Roxane de la Sablonnière, professeure au département de psychologie de l’Université de Montréal, explique que cette valse entre confinement et déconfinement, aussi appelée « effet yoyo », est difficile. Car pour être suivies, des règles doivent être « claires et cohérentes entre elles et dans le temps ».

Toutes ces décisions ne sont pas faciles à prendre pour le gouvernement. Mais si une incohérence est perçue par la population, le gouvernement doit expliquer clairement ses décisions.

Roxane de la Sablonnière, professeure au département de psychologie de l’Université de Montréal

Mme de la Sablonnière mène depuis le début de la pandémie une étude sur l’adhésion aux mesures sanitaires.

Maude Laberge rappelle qu’en Europe, le déconfinement et la présence de variants ont « contribué à la croissance exponentielle des cas et à un reconfinement ». « Sur les entreprises, ces valses entre ouvertures et fermeture ont plus d’impact que de rester fermées plus longtemps, mais de pouvoir rester ouvertes à long terme », dit-elle.
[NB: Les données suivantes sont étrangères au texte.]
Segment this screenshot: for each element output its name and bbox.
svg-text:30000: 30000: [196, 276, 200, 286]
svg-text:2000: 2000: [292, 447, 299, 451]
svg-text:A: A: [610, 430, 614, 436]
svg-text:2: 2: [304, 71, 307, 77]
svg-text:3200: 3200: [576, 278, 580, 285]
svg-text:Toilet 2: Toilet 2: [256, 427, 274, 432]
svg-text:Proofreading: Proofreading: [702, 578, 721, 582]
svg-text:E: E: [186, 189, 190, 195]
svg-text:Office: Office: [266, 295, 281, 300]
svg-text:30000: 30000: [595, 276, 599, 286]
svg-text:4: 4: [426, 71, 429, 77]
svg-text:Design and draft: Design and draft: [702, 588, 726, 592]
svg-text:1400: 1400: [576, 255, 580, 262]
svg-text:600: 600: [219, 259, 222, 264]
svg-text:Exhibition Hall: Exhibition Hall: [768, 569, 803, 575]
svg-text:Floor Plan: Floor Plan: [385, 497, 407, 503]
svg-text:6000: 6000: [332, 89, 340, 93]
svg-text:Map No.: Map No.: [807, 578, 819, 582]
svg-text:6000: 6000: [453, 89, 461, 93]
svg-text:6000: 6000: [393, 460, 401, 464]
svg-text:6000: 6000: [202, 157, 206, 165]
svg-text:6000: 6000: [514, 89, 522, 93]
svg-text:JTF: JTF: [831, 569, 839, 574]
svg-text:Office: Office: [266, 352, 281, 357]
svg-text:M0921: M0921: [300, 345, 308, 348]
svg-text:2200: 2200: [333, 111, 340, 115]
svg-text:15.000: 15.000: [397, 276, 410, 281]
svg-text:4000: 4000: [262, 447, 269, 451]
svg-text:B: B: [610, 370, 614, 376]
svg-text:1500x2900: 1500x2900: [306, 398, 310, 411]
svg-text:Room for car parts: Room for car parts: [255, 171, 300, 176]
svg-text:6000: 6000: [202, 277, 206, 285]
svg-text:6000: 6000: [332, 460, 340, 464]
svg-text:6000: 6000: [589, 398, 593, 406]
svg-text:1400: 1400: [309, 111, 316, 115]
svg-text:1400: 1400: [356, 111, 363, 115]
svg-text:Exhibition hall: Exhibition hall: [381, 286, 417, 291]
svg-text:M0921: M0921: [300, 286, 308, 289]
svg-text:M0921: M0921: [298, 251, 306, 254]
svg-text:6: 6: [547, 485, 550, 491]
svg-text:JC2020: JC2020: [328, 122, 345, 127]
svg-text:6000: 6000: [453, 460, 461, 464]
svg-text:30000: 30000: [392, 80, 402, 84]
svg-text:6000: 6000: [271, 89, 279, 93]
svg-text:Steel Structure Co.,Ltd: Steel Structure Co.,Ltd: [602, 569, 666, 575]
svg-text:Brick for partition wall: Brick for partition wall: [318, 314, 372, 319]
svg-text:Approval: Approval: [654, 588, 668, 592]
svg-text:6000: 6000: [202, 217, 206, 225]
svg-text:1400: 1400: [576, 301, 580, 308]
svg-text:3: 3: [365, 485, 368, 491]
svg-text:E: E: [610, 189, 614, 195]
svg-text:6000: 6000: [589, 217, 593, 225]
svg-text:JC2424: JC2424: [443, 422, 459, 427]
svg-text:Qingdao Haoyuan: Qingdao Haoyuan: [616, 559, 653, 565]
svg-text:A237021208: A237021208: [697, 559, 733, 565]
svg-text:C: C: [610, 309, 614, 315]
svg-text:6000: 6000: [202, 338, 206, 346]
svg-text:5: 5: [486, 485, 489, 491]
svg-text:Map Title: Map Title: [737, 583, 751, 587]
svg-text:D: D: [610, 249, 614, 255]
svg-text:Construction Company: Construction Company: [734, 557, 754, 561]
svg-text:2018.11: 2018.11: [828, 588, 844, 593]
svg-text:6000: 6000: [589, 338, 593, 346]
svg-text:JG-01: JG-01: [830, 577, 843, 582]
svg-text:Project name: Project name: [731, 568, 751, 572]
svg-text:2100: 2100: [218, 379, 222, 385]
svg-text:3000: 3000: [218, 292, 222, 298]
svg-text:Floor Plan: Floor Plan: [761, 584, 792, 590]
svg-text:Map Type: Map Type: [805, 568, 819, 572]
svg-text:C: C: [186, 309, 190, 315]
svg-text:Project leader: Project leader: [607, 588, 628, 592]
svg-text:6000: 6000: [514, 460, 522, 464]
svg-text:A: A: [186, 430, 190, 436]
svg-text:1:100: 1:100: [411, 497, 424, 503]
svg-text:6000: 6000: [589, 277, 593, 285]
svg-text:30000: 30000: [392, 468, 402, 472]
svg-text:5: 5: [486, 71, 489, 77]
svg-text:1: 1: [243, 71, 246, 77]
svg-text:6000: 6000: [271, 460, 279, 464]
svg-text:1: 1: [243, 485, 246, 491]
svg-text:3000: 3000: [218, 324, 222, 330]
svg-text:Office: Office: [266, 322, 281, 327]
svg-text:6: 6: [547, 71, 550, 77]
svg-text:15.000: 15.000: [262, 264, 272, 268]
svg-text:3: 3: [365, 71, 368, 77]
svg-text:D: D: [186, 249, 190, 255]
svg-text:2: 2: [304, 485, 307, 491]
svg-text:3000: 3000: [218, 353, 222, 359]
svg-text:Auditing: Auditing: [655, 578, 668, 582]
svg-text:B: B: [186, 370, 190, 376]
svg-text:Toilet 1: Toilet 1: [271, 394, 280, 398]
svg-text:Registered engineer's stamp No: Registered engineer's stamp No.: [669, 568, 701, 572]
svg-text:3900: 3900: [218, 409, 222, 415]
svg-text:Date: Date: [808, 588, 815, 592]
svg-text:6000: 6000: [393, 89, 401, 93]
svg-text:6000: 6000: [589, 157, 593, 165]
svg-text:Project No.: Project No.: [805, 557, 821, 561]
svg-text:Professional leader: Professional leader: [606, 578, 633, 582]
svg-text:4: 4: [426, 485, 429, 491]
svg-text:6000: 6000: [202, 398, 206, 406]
Pour le DDrouin, chercheur en science comportementale, il n’y a pas de réel problème sur le plan de la santé publique à « faire du yoyo » et à « ajuster les mesures en fonction du niveau de maladie dans la communauté ». « Mais le vrai danger, c’est de mêler le monde. Que la population se tanne et choisisse de suivre seulement certaines mesures », dit-il.

Selon le DDrouin, il y a déjà une « déconnexion » entre le fait que le gouvernement reconnaisse d’une main que la province est dans une troisième vague tout en continuant de l’autre à poursuivre ses mesures de déconfinement. Le DDrouin reconnaît qu’il peut être « politiquement difficile de reculer ». Mais « même si la pilule sera plus dure à avaler pour la population », le DDrouin affirme que sur le plan de la santé publique, il « n’y a aucun doute qu’il faut reculer sur certaines mesures ».

Le DChampagne dit comprendre « que les gens soient tannés […] mais déconfiner dès qu’on a une accalmie, je ne la comprends pas ». Le DChampagne rappelle que les variants sont « beaucoup plus contagieux » et, selon lui, « il n’y a pas de raisons de croire qu’on est plus fins que l’Europe », où plusieurs pays sont touchés fortement par la troisième vague.